Context of the Evaluation

In Togo, a majority of firms (90 percent) is small and most of the workforce is employed informally. However, unlike many of its low-income peers, Togo’s financial sector boasts a relatively high level of development and reach, with only 24 percent of Togolese firms rating access to finance as a major constraint to doing business. Therefore, the development of human capital and skills is a promising approach for raising the productivity of Togo’s firms.

Details of the Intervention

Researchers conducted a randomized evaluation measuring the impact of a psychology-based mindset training on business survival, sales, and profits, and evaluated how it compared to a traditional business training.

Researchers randomly assigned 1,500 microentrepreneurs, who had applied to a government project, to one of three groups:

  1. Traditional business training: This group was offered a program based on the IFC’s Business Edge training program, which covers accounting, financial management, marketing, human resource management and formalization.
  2. Personal initiative training: This group was offered a program focused on teaching a mindset of self-starting behavior, innovation, identifying and exploiting new opportunities, goal setting, planning and feedback cycles.
  3. Comparison group: No training was offered to this group during the study period.
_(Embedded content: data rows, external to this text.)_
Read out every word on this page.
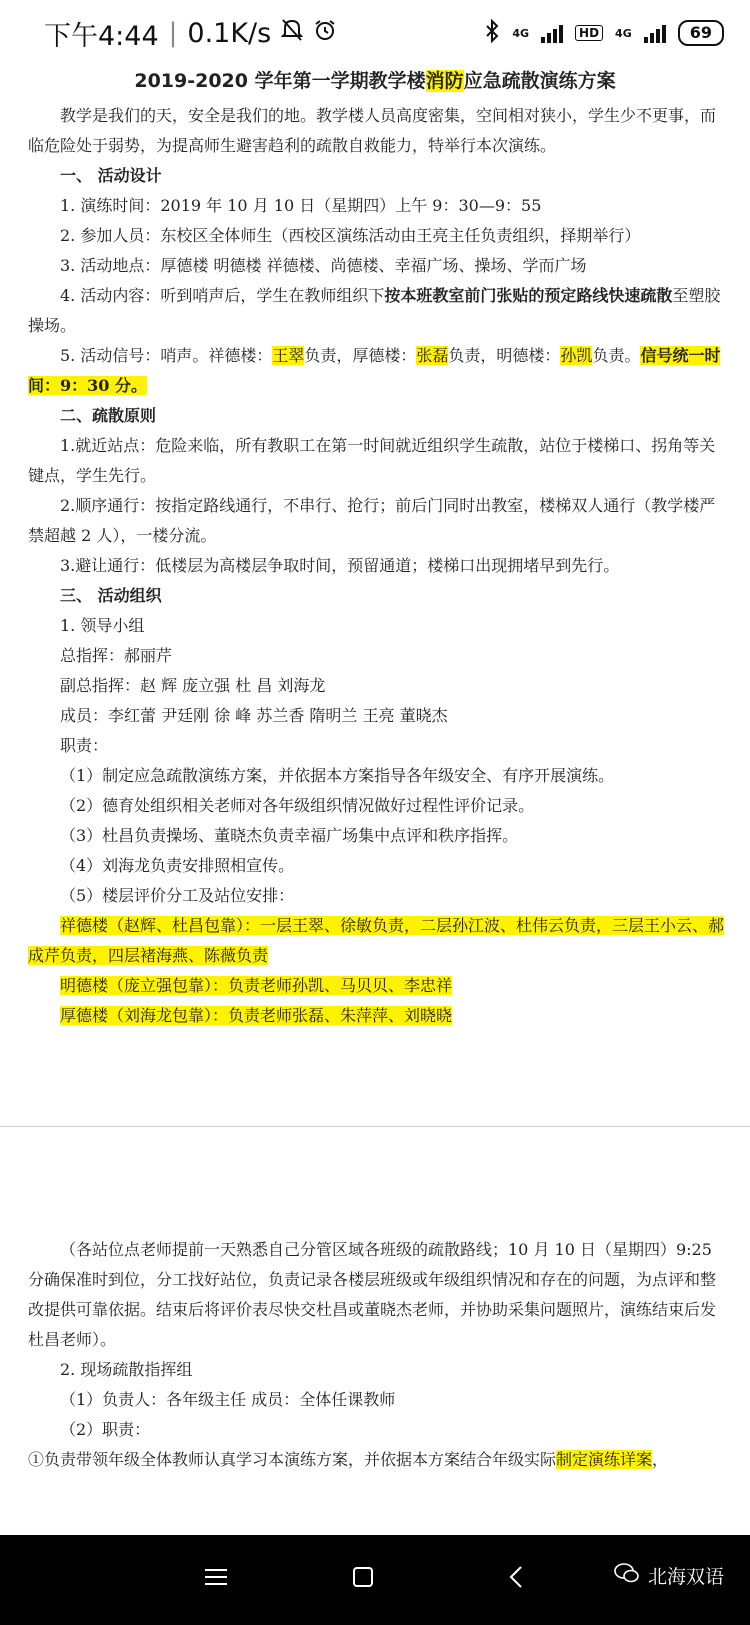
下午4:44 | 0.1K/s	4G	HD	4G	69
2019-2020 学年第一学期教学楼消防应急疏散演练方案
教学是我们的天，安全是我们的地。教学楼人员高度密集，空间相对狭小，学生少不更事，而临危险处于弱势，为提高师生避害趋利的疏散自救能力，特举行本次演练。
一、 活动设计
1. 演练时间：2019 年 10 月 10 日（星期四）上午 9：30—9：55
2. 参加人员：东校区全体师生（西校区演练活动由王亮主任负责组织，择期举行）
3. 活动地点：厚德楼 明德楼 祥德楼、尚德楼、幸福广场、操场、学而广场
4. 活动内容：听到哨声后，学生在教师组织下按本班教室前门张贴的预定路线快速疏散至塑胶操场。
5. 活动信号：哨声。祥德楼：王翠负责，厚德楼：张磊负责，明德楼：孙凯负责。信号统一时间：9：30 分。
二、疏散原则
1.就近站点：危险来临，所有教职工在第一时间就近组织学生疏散，站位于楼梯口、拐角等关键点，学生先行。
2.顺序通行：按指定路线通行，不串行、抢行；前后门同时出教室，楼梯双人通行（教学楼严禁超越 2 人），一楼分流。
3.避让通行：低楼层为高楼层争取时间，预留通道；楼梯口出现拥堵早到先行。
三、 活动组织
1. 领导小组
总指挥：郝丽芹
副总指挥：赵 辉 庞立强 杜 昌 刘海龙
成员：李红蕾 尹廷刚 徐 峰 苏兰香 隋明兰 王亮 董晓杰
职责：
（1）制定应急疏散演练方案，并依据本方案指导各年级安全、有序开展演练。
（2）德育处组织相关老师对各年级组织情况做好过程性评价记录。
（3）杜昌负责操场、董晓杰负责幸福广场集中点评和秩序指挥。
（4）刘海龙负责安排照相宣传。
（5）楼层评价分工及站位安排：
祥德楼（赵辉、杜昌包靠）：一层王翠、徐敏负责，二层孙江波、杜伟云负责，三层王小云、郝成芹负责，四层褚海燕、陈薇负责
明德楼（庞立强包靠）：负责老师孙凯、马贝贝、李忠祥
厚德楼（刘海龙包靠）：负责老师张磊、朱萍萍、刘晓晓
（各站位点老师提前一天熟悉自己分管区域各班级的疏散路线；10 月 10 日（星期四）9:25 分确保准时到位，分工找好站位，负责记录各楼层班级或年级组织情况和存在的问题，为点评和整改提供可靠依据。结束后将评价表尽快交杜昌或董晓杰老师，并协助采集问题照片，演练结束后发杜昌老师）。
2. 现场疏散指挥组
（1）负责人：各年级主任 成员：全体任课教师
（2）职责：
①负责带领年级全体教师认真学习本演练方案，并依据本方案结合年级实际制定演练详案，
北海双语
Both training programs were delivered in three half-day sessions per week, over four weeks, followed by four monthly, three-hour visits by a trainer to each business for three hours to answer follow-up questions and anything related to implementation. Entrepreneurs attending either training paid a program fee of $10.

Researchers measured impacts up to 2.5 years after the trainings took place, collecting follow-up data four times.

Results and Policy Lessons

Business survival: Neither training showed statistically significant effects on firm survivability compared to the comparison group.

Sales: The effects of traditional business training on monthly sales was not statistically significant, while the personal initiative training represented a 17 percent increase (or $241) relative to the control mean.

Profits: The personal initiative training had a positive impact on recipient firms’ monthly profits, representing a 30 percent increase (or $60) relative to the comparison group. The business training did not have a statistically significant effect, on the other hand.

Mechanisms: Looking at how the personal initiative training led to improved profitability and sales, researchers concluded that:

  • Without focusing on traditional business skills, the personal initiative training increased the business practices index by a comparable amount to the traditional business training. Conversely, the traditional business training was only half as effective in jumpstarting personal initiative practices.
  • While both traditional and personal initiative trainings had a significant effect on capital and labor usage, innovation, diversification, and access to finance, the effects were at least twice as large for personal initiative trainees.
  • The personal initiative training is extremely cost-effective, paying back the cost within approximately one year. A lower bound on the return on investment is 82 percent,

Taken together, these results suggest certain entrepreneurial attributes can be taught and can make a positive impact on firm performance. More broadly, the results show the promise of psychology to better influence how small business training programs are taught, and the importance of developing an entrepreneurial mindset in addition to simply learning the business practices of successful entrepreneurs.